On Tue, Nov 20, 2007 at 05:15:34PM -0500, G. Ken Holman wrote:
> At 2007-11-20 09:52 +0100, Keld Jørn Simonsen wrote:
> >The problem is that the registries relevant, that I know of, that is the
> >IANA registry and the ISO 15897 registry, both have C0 and C1 in most of
> >their definitions of charsets.
> >
> >And anyway I don't see any harm in allowing such characters in markup,
> >as long as we don't try to parse them.
>
> Keld, XML 1.0 doesn't even allow them to be
> present either as C0 characters or escaped as numeric character references.
My understanding is that we are not discussiong XML.
XML is always Unicode. So we are talking about some support beyond XML
and Unicode.
Dependent on what the purpose then is for this support, we can allow
them or not.
> XML 1.1 doesn't allow them to be present but does
> allow all but NUL to be escaped as numeric character references.
>
> From day 1 of DSDL we've stated that DSDL must conform to XML.

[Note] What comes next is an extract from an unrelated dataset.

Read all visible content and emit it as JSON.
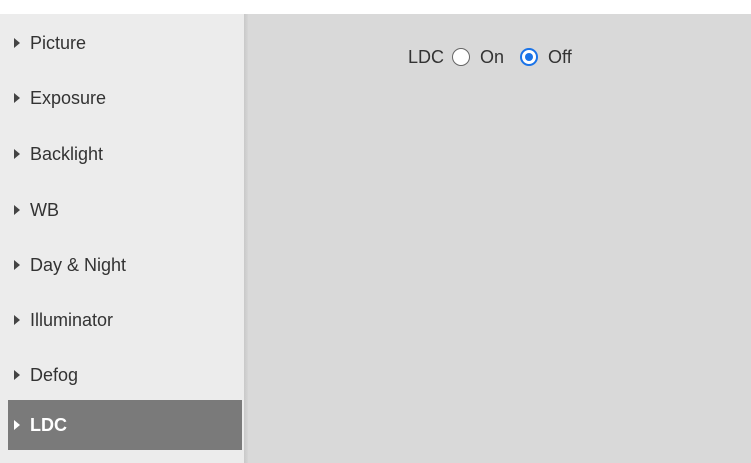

OK, so no other charstes than Unicode (in various forms, or what? Only
UTF-16?)
>
> >Anyway, what would you do if a control character beyond the whitespaces
> >shows up in the markup? Treat the whole markup as invalid?
>
> XML 1.0 section 2.2 enumerates the allowed characters.
>
> XML 1.1 section 2.2 also does so, indicating which ones must be escaped.
So if we would like to follow this, we could then explicitely state that
this also is valid for the other charsets.
> >For C1, a number of coded character sets use this range, including many
> >Microsoft charsets, and ISO 10646.
> >
> >> Furthermore, allowing control characters reduces spare code-point
> >> redundancy which is useful for wrong encoding detection. XML 1.1 adopted
> >> this approach when, even though it allows NCRs from C1 range, it does
> >> not allow C1 characters directly expressed.
> >
> >What about CP1252 etc?
>
> Irrelevant.
>
> XML is based solely on Unicode. If an XML
> processor deigns to support the encoding=
> declaration in the XML declaration it is still
> obligated to deliver Unicode characters to its invoking application.
Why are we then even talking about other charsets than Unicode?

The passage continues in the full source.